How do you use Family Science or Family Life Education knowledge or skills in your current work?

Family Science and knowledge about all 10 content areas of Family Life Education are essential components of my current professional work. Improving the lives of individuals and families through education is the cornerstone of everything I do, be it in adolescent education, parental education, collegiate education, or community education. Of course, my work with NTARUPT is about human sexuality, interpersonal relationships, human growth and development across the lifespan, parent education and guidance, and more.

As an adjunct faculty member for UNT, I teach Family Life Education, Family Law and Public Policy, Interpersonal Relationships, and other subjects. My knowledge of professional ethics and practice encourages me to be intentional with modeling a high standard of conduct and integrity with decision-making.
 

What is most rewarding or makes you proudest about the impact of your work?

As someone currently in the Generativity vs. Stagnation stage of Erikson’s Stages of Psychosocial Development, it is very important to me to positively impact future generations. Imparting knowledge to the people I lead professionally as director of programs at NTARUPT is a fully rewarding experience, and sowing into the next generations while expanding younger people’s capacity through mentoring and teaching is so satisfying and worthwhile.

What makes me the proudest, though, is how I have parented my children, who are now young adults.
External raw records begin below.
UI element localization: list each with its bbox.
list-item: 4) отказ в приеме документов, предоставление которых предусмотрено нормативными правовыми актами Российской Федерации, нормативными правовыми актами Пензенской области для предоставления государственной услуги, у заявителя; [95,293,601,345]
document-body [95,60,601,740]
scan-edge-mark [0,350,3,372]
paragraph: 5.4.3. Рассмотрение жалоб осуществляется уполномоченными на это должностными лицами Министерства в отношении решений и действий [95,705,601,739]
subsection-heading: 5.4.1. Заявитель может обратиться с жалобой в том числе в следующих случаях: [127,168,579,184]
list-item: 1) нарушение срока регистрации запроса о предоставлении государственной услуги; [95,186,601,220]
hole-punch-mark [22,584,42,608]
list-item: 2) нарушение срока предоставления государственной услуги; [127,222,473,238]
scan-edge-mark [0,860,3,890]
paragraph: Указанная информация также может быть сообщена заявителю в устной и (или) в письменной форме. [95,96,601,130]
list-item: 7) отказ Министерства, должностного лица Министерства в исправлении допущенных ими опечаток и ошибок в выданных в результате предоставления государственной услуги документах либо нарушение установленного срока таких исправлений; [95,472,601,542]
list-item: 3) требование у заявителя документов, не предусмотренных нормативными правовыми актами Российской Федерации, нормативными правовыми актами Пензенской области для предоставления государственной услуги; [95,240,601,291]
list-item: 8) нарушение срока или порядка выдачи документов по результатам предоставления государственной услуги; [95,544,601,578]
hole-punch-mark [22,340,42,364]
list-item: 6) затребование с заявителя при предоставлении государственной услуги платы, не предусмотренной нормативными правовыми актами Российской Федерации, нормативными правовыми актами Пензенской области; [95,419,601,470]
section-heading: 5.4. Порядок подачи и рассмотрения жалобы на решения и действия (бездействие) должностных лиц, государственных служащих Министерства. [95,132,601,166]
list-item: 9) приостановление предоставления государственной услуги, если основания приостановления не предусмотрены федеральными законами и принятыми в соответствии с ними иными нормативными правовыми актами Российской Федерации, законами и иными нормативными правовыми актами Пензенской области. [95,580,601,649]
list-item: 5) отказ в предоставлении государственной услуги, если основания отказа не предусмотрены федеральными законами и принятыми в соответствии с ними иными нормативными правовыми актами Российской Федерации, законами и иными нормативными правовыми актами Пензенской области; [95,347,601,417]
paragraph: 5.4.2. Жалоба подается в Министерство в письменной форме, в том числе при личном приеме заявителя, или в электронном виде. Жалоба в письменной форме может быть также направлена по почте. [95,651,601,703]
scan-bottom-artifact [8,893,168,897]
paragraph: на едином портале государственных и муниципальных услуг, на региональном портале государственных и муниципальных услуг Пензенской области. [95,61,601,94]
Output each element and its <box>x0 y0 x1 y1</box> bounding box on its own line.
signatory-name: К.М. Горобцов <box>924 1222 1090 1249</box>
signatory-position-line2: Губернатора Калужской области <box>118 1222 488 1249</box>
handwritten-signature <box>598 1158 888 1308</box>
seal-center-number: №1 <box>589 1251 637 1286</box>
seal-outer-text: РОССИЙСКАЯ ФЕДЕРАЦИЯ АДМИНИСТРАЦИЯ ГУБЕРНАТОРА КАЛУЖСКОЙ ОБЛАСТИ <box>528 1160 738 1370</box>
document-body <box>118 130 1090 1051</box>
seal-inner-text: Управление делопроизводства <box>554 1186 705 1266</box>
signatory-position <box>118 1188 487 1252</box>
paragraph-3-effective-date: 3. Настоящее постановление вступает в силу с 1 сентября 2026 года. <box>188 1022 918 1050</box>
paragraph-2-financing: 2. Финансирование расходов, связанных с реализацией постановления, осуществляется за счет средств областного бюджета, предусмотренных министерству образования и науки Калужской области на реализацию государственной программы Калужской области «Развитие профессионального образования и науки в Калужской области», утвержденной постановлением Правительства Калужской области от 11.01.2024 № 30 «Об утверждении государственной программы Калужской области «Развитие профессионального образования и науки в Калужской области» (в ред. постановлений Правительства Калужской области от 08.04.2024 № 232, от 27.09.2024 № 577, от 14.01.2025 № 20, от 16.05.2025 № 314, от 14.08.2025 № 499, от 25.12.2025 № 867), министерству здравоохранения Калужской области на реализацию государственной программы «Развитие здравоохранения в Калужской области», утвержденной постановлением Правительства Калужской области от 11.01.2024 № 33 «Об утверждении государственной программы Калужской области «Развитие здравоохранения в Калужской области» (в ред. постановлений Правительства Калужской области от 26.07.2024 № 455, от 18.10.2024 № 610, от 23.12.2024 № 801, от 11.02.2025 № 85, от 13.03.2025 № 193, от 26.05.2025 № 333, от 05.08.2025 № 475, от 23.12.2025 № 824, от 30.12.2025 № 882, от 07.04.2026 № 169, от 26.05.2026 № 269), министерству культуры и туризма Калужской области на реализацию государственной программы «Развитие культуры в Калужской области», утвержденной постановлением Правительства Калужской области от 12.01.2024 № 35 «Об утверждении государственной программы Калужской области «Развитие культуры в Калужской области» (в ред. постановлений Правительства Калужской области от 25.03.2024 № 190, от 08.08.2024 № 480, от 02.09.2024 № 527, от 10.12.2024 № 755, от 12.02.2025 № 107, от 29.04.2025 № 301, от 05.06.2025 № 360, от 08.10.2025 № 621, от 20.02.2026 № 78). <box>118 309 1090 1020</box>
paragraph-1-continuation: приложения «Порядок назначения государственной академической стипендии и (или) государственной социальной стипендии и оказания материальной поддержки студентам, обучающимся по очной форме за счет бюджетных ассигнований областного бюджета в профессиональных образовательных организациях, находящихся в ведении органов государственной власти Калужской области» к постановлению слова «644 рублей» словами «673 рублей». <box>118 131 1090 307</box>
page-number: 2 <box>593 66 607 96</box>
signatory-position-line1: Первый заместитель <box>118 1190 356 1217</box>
I have poured as much as I could of the knowledge and skills gained being a student of Family Science and Family Life Education into my role as a parent, and I am so proud of that work and the impact of the same.
 

What do you wish you would have known sooner along your education or career path?

I wish I would have begun some of my educational work earlier and delved more deeply into increasing my understanding about data collection, statistics, and academic research earlier. I would love to have known earlier how much I would come to depend on research and data in every area of my professional work.
 

What do you want the world to know about your work, or about Family Science or Family Life Education?

  • I would love for the world to know just how essential Family Science and Family Life Education are to the building of strong families and strong communities.
  • I would love to participate in dispelling the myth that providing sexual education makes the learners sexually active.
  • I would love for more faith-based communities across Texas to increase their understanding about the need for youth sexual education, and to better understand that sex is not a topic to shy away from — that gaining knowledge will aid in helping their youth to be safer and healthier.

Editor’s note: Shortly before print publication, Dr. Bates ended her tenure at NTARUPT and had transitioned to a new employer and role. She remains in her adjunct faculty role.